Mais l'arrogant Titus ne peut bien sûr se satisfaire de la perte de son monde (de ses illusions ?). Il refuse que son errance le fasse déchoir de son statut de seigneur. Par le jeu habituel de la nostalgie (qui fait idéaliser même certains aspects déplaisants du passé), il en vient à regretter jusqu'au rituel anciennement honni,

Ainsi la crise d'identité advient-elle : déchiré par le refus que ce monde oppressant oppose à la réalité de son passé, Titus en vient lui aussi à douter, et ne parvient plus à trouver de confort dans ses souvenirs de Gormenghast, qui ne lui paraissent plus vrais et le tourmentent. La folie guette, encouragée par des ennemis à l’intelligence insensible, dont Finelame n’était que le premier avatar…

Ce regret de Gormenghast fait toute l'ambiguïté et la profondeur vertigineuse du roman. S'agit-il de Peake luttant avec sa santé déclinante, et chevillant son sort à celui de Titus, sans savoir s'il pourra lutter avec lui jusqu'au bout, persister dans sa nature, malgré ceux qui l'accusent d'être déjà mort ? Ou peut-être ce tourment dénonce-t-il les risques de la répétition. Peake s'adresserait alors un avertissement à lui-même, mais aussi à tous ceux qui voudraient imiter son oeuvre en se contentant de la copier : refaire ce qui a déjà été fait, tenter de repeindre les mêmes tableaux alors que l'on a changé, c'est ouvrir la porte à un ridicule tragique et délétère.

Dans les deux cas, il faut continuer la route, aller au-delà, quitte à avancer de façon incertaine, comme ce roman foisonnant et cette critique un peu désordonnée. Rimbaud disait dans un ver bringuebalant « C'est la vraie marche, en avant route ».

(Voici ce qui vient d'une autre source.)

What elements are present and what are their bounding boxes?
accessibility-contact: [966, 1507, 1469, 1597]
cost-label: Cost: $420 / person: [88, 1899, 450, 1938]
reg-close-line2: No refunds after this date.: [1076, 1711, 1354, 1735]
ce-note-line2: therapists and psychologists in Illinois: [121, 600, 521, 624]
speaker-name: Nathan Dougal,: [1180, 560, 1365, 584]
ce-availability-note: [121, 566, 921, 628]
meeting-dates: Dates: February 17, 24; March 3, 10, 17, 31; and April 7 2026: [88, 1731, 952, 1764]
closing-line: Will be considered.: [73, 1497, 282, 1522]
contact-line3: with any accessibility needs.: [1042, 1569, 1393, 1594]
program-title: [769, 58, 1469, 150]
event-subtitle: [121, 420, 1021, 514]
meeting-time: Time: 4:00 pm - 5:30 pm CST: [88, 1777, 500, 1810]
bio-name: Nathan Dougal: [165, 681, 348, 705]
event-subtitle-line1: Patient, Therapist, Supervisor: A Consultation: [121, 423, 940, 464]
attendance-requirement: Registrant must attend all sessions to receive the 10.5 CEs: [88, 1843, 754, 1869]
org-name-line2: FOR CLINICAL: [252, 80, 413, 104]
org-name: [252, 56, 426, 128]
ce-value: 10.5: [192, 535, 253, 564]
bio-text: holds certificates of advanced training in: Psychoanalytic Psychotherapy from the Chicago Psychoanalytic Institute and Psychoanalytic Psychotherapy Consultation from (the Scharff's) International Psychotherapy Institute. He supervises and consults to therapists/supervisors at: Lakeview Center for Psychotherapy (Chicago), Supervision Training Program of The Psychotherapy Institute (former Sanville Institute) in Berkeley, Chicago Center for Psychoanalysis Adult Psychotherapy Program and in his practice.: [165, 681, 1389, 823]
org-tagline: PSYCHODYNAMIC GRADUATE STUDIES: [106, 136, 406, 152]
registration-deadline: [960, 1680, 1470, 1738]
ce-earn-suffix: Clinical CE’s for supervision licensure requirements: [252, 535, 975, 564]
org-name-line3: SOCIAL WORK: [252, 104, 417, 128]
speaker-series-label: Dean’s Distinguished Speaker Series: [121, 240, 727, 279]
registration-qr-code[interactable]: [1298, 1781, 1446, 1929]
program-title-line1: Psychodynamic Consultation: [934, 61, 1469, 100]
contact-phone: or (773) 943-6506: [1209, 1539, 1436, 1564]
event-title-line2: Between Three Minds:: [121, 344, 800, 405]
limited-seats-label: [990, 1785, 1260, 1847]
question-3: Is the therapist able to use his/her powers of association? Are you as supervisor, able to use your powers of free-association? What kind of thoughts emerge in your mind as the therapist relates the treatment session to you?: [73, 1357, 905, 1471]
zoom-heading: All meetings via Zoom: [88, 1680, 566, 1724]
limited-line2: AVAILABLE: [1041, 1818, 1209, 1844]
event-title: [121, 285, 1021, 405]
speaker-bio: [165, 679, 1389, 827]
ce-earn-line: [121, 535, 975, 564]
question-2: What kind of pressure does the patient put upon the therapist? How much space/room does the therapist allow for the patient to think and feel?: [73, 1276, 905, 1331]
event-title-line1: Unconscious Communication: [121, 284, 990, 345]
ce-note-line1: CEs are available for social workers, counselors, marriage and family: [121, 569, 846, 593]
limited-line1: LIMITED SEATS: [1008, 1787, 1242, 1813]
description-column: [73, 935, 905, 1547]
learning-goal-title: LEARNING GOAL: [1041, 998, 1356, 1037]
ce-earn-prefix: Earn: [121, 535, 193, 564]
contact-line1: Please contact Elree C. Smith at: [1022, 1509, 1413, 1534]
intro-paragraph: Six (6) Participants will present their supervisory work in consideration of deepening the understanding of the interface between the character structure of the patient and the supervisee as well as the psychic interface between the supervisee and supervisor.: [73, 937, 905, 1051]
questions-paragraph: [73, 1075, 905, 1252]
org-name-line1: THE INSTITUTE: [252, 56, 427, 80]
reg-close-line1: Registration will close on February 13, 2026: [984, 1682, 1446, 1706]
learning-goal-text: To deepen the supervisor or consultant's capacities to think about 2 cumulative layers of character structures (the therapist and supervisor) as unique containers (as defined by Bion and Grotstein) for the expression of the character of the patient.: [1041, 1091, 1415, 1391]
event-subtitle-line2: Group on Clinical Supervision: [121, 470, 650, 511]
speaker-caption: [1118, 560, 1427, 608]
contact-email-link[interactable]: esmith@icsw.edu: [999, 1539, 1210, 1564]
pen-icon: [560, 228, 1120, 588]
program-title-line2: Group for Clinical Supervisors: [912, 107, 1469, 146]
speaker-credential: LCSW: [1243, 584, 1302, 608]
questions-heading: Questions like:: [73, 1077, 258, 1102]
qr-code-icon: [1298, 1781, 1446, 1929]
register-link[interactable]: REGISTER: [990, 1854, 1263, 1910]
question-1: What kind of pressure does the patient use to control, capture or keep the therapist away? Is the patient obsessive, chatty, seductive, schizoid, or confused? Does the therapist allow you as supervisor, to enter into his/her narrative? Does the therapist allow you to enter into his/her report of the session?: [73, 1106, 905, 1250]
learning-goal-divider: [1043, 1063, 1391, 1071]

Toutefois, chez Mervyn Peake, l'errance ne doit pas être synonyme de perte. Sans la certitude du point de départ, plus aucune fuite en avant n'est possible. Loin du fou délirant que certains voudraient dépeindre, le Peake de 1959 sait d'où il vient et où il va. Il conserve l'acuité de sa vision, et enrichit le personnage de Titus avec son attachement paradoxal à des origines qu’il a fuies. La certitude que Gormenghast existe est une Ancre nécessaire à son errance, sans quoi son bateau ivre serait emporté dans une dérive mortelle. Il reste attaché à l’image de son passé, tout en s’en éloignant implacablement. D’ailleurs, il s'en éloignerait même s'il y revenait. La fuite du temps, la fin de l'adolescence et l'évolution de la perception qui en découle se chargeraient de lui rendre sa demeure étrangère. Peu lui importe, tant qu’il sait qu’elle a existé et existe encore sans lui.

Mais là est toute la question : ce château-monde n'est-il qu'un rêve doux et violent, amorphe et embrasé ? Un lecteur très attentif de l'oeuvre aura remarqué un détail qui, peut-être, permet de retrouver un début de réponse.



Alors, qui de Mervyn ou de Titus a perdu le fil du récit et changé le passé ? Au lecteur de se faire son opinion et d'adhérer ou non aux chambardements de ce troisième tome.